Les femmes ont un rôle central à jouer pour augmenter les taux d’enregistrement des enfants. Dans un pays comme la Guinée, avec des forts taux d’émigration, il y a beaucoup de femmes qui se retrouvent à couvrir le rôle de cheffe de famille car les maris sont ailleurs. Culturellement, les femmes seules pensent que leur devoir est celui de s’occuper des enfants et que la responsabilité du ménage reste au mari. Le projet Droit au nom a organisé des grandes campagnes de sensibilisation pour faire que les femmes jouent à plein leur rôle de cheffe de famille, y compris pour l’enregistrement de leurs enfants. En ce sens, à travers les campagnes organisées par l’ONG Italienne LVIA, plus de 2000 femmes (enceintes et/ou mères) ont été sensibilisées pour qu’elles adoptent des comportements positifs pour l’enregistrement des naissances de leurs enfants. Grace à ces activités les femmes ont pris conscience de leur rôle centrale dans l’enregistrement de leurs enfants. Cet acte est nécessaire pour obtenir des services essentiels pour leurs enfants, comme la vaccination et l’immunisation gratuites ou subventionnées, le traitement dans un établissement de santé ou auprès d’un fournisseur du gouvernement et l’inscription à l’école.

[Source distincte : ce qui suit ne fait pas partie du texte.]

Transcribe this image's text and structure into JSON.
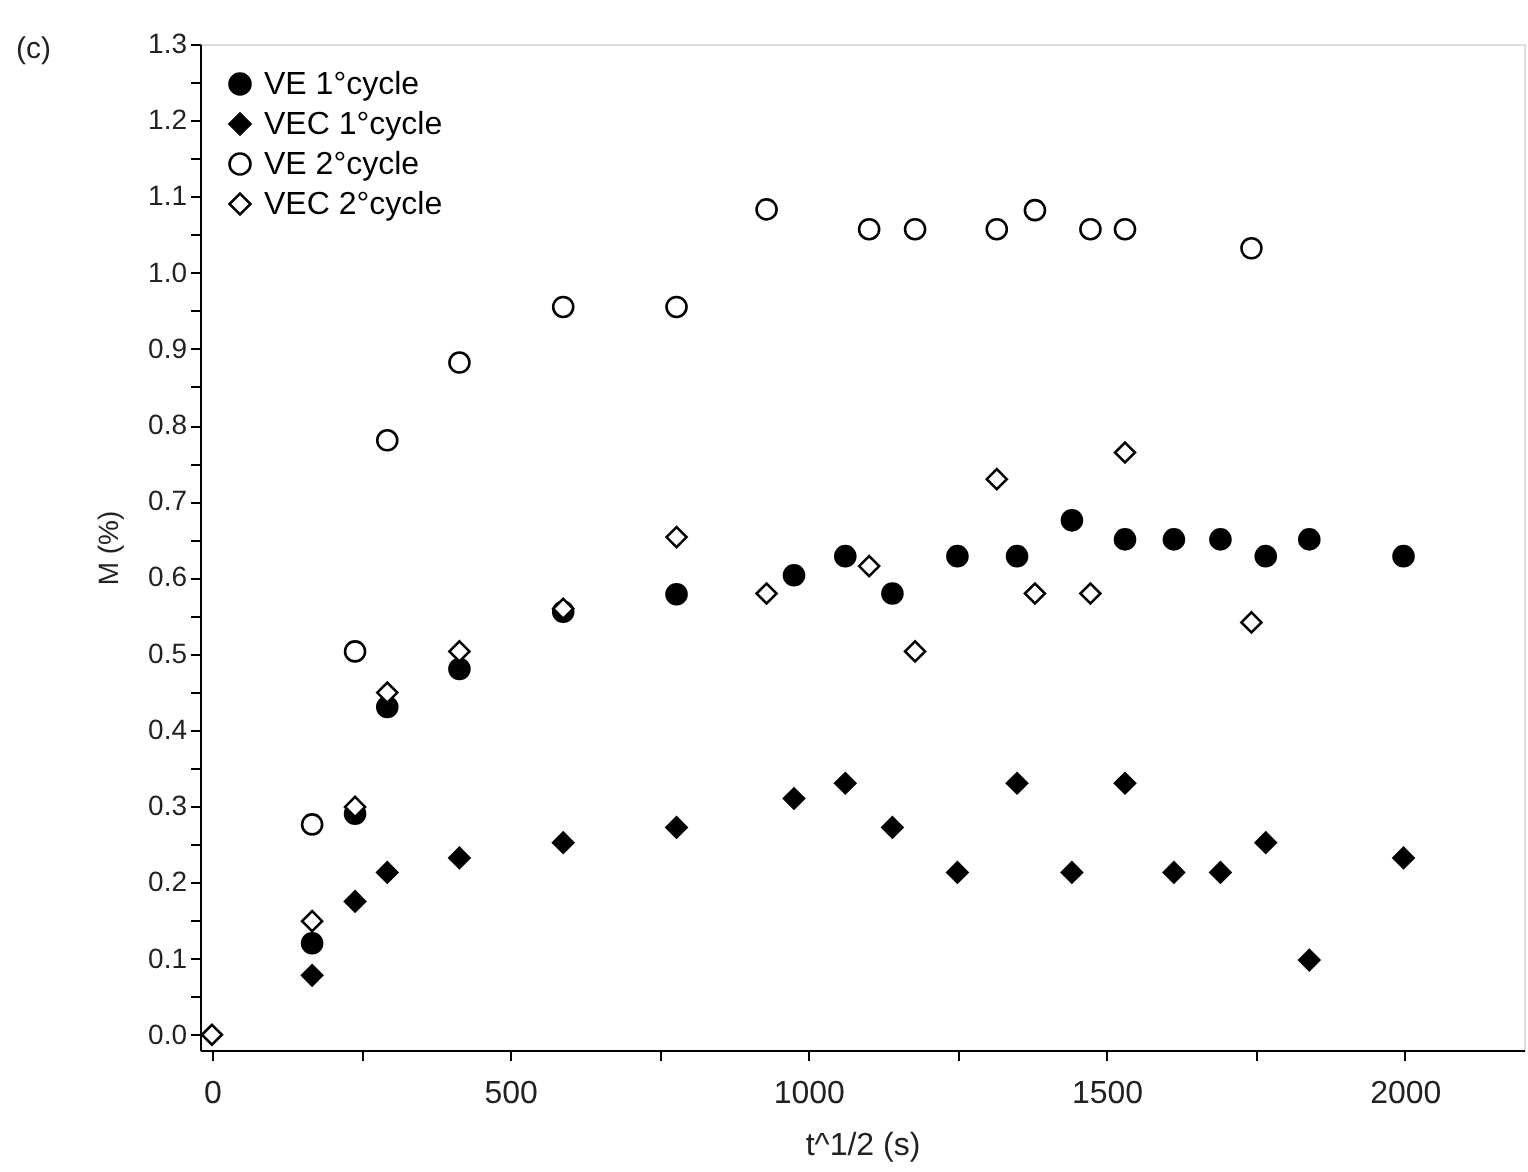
{
  "chart_data": {
    "type": "scatter",
    "xlabel": "t^1/2 (s)",
    "ylabel": "M (%)",
    "annotations": [
      "(c)"
    ],
    "xlim": [
      -20,
      2200
    ],
    "ylim": [
      -0.02,
      1.3
    ],
    "xticks": [
      0,
      {
        "value": 250,
        "label": null
      },
      500,
      {
        "value": 750,
        "label": null
      },
      1000,
      {
        "value": 1250,
        "label": null
      },
      1500,
      {
        "value": 1750,
        "label": null
      },
      2000
    ],
    "yticks": [
      {
        "value": 0,
        "label": "0.0"
      },
      {
        "value": 0.05,
        "label": null
      },
      0.1,
      {
        "value": 0.15,
        "label": null
      },
      0.2,
      {
        "value": 0.25,
        "label": null
      },
      0.3,
      {
        "value": 0.35,
        "label": null
      },
      0.4,
      {
        "value": 0.45,
        "label": null
      },
      0.5,
      {
        "value": 0.55,
        "label": null
      },
      0.6,
      {
        "value": 0.65,
        "label": null
      },
      0.7,
      {
        "value": 0.75,
        "label": null
      },
      0.8,
      {
        "value": 0.85,
        "label": null
      },
      0.9,
      {
        "value": 0.95,
        "label": null
      },
      {
        "value": 1,
        "label": "1.0"
      },
      {
        "value": 1.05,
        "label": null
      },
      1.1,
      {
        "value": 1.15,
        "label": null
      },
      1.2,
      {
        "value": 1.25,
        "label": null
      },
      1.3
    ],
    "grid": false,
    "legend": "top left",
    "series": [
      {
        "name": "VE 1°cycle",
        "color": "#000000",
        "marker": "circle",
        "x": [
          168,
          240,
          294,
          415,
          589,
          779,
          976,
          1062,
          1141,
          1250,
          1350,
          1442,
          1531,
          1613,
          1691,
          1767,
          1840,
          1998
        ],
        "values": [
          0.12,
          0.29,
          0.43,
          0.48,
          0.555,
          0.578,
          0.603,
          0.628,
          0.579,
          0.628,
          0.628,
          0.675,
          0.65,
          0.65,
          0.65,
          0.628,
          0.65,
          0.628
        ]
      },
      {
        "name": "VEC 1°cycle",
        "color": "#000000",
        "marker": "diamond",
        "x": [
          168,
          240,
          294,
          415,
          589,
          779,
          976,
          1062,
          1141,
          1250,
          1350,
          1442,
          1531,
          1613,
          1691,
          1767,
          1840,
          1998
        ],
        "values": [
          0.078,
          0.175,
          0.213,
          0.232,
          0.252,
          0.272,
          0.31,
          0.33,
          0.272,
          0.213,
          0.33,
          0.213,
          0.33,
          0.213,
          0.213,
          0.252,
          0.098,
          0.232
        ]
      },
      {
        "name": "VE 2°cycle",
        "color": "#000000",
        "marker": "circle-open",
        "x": [
          168,
          240,
          294,
          415,
          589,
          779,
          930,
          1102,
          1179,
          1316,
          1380,
          1473,
          1531,
          1743
        ],
        "values": [
          0.276,
          0.503,
          0.78,
          0.882,
          0.955,
          0.955,
          1.083,
          1.057,
          1.057,
          1.057,
          1.082,
          1.057,
          1.057,
          1.032
        ]
      },
      {
        "name": "VEC 2°cycle",
        "color": "#000000",
        "marker": "diamond-open",
        "x": [
          0,
          168,
          240,
          294,
          415,
          589,
          779,
          930,
          1102,
          1179,
          1316,
          1380,
          1473,
          1531,
          1743
        ],
        "values": [
          0,
          0.149,
          0.299,
          0.449,
          0.503,
          0.559,
          0.653,
          0.579,
          0.615,
          0.503,
          0.729,
          0.579,
          0.579,
          0.764,
          0.541
        ]
      }
    ]
  }
}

Une autre action innovante et très fonctionnelle qui a aussi été menée grâce au projet c’est les sensibilisations dans les écoles à travers de contes et des activités théâtrales. Partout où il y a eu les conteurs, il a été possible de faire une réconciliation entre l’école et la communauté et pour cela les autorités scolaires ont demandé de faire continuer cette activité.

Durant trois ans (2018-2021), ce projet a eu un impact positif sur l’augmentation du taux d’enregistrement des naissances des enfants. En particulier, dans les régions de Conakry et Labé, les enfants ont bénéficié respectivement de 65 756 et 62 982 actes de naissance durant la période du projet. Pour la région de Labé, outre ce chiffre, 100.000 enfants sans actes de naissance ont été appuyés afin d'obtenir un jugement supplétif avec une priorité accordée aux enfants de zéro à cinq ans et les enfants scolarisés.